Thoughts on future CryptoParties
After the end of the workshops/presentations we had a lengthy discussion with the attendees as to what they would like to see/experience in the future CryptoParties. Unfortunately people were not very vocal. Very few participated and openly expressed their thoughts/opinions. A great part of the discussion was spent trying to figure out whom should CryptoParty presentations/workshops target at, users? developers? geeks? It’s obviously very hard to target all groups of people at the same time.
So here are my thoughts on what future CryptoParties should be. CryptoParties should be about changing user habits, they should be closer to workshops than presentations. They should be focused mainly on users not developers nor computer science students. Just simple users. People don’t want theoretical talks about cryptography, they need advice they can use in their daily lives. It’s already very hard to talk about modern crypto to people who haven’t got a strong mathematical background, you have to oversimplify things. Oversimplifying things then makes geeks/nerds unhappy and still doesn’t “teach” people about proper crypto. Even a fairly “simple” HTTPS negotiation contains key crypto concepts that are very difficult for a “crypto-newbie” to grasp. So it’s a lose-lose situation.
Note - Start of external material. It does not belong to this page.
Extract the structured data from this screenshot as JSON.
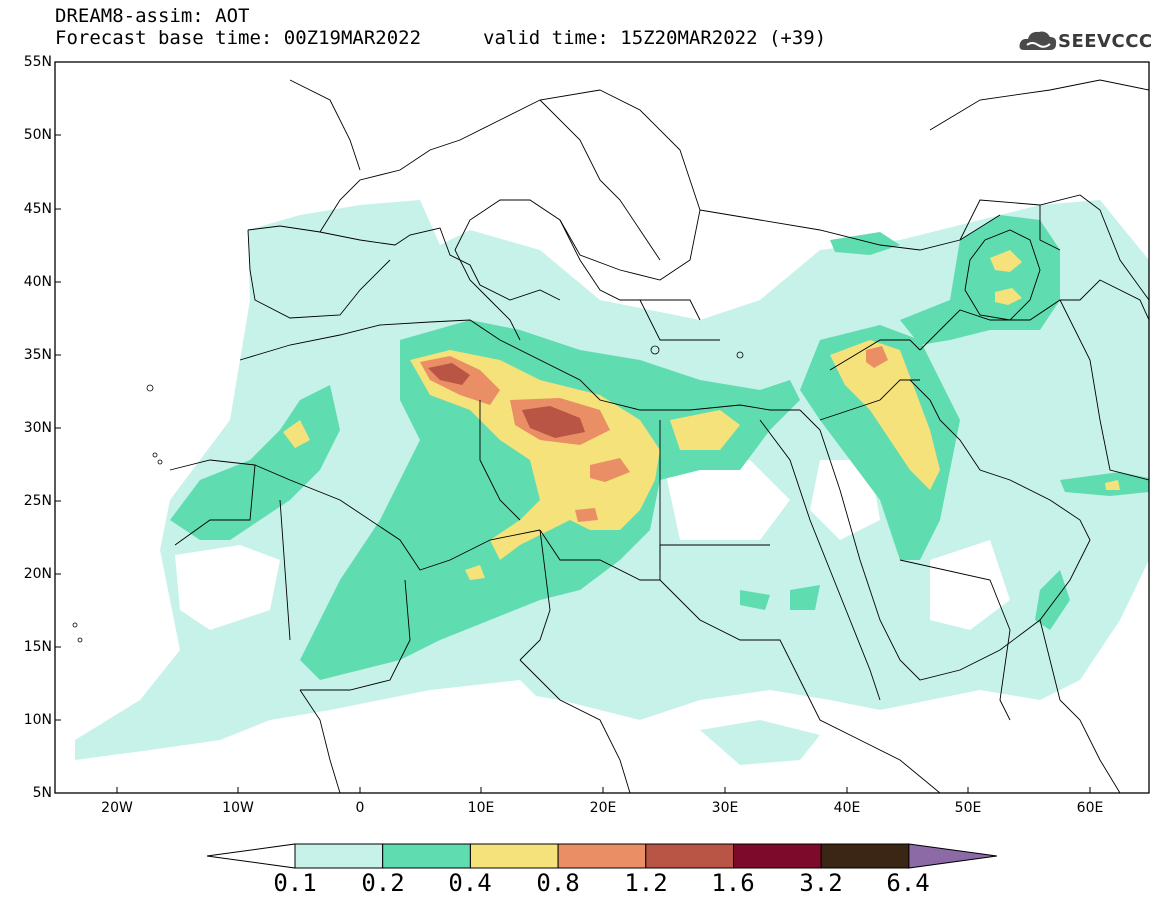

We need to teach, or better convince, users on using good, secure, audited tools and not just tell them about technologies and concepts. We, weirdos, might like that, but most users don’t. People need our help to learn how to avoid “fancy” tools and false security prophets. We need to show them how security should be applied in a layered approach. Getting people to care about their own privacy is key to the success of CryptoParties in the way I see them. To achieve that, we, people that know a few things more than the average Joe, should all become volunteers to such efforts. We should be joining CryptoParties in order to help others and not in order to improve ourselves and our knowledge. (Actually when you study in order to make a good workshop/presentation you improve your own knowledge as well, but let’s leave that beside for now.) We can have our separate geeky/nerdy events to present fancy tech and cool crypto stuff, but let’s keep CryptoParties simple and practical. Oh and we’ll need to repeat things again and again and again. That’s the only way people might change their habits.
Good luck to all the CryptoParties worldwide!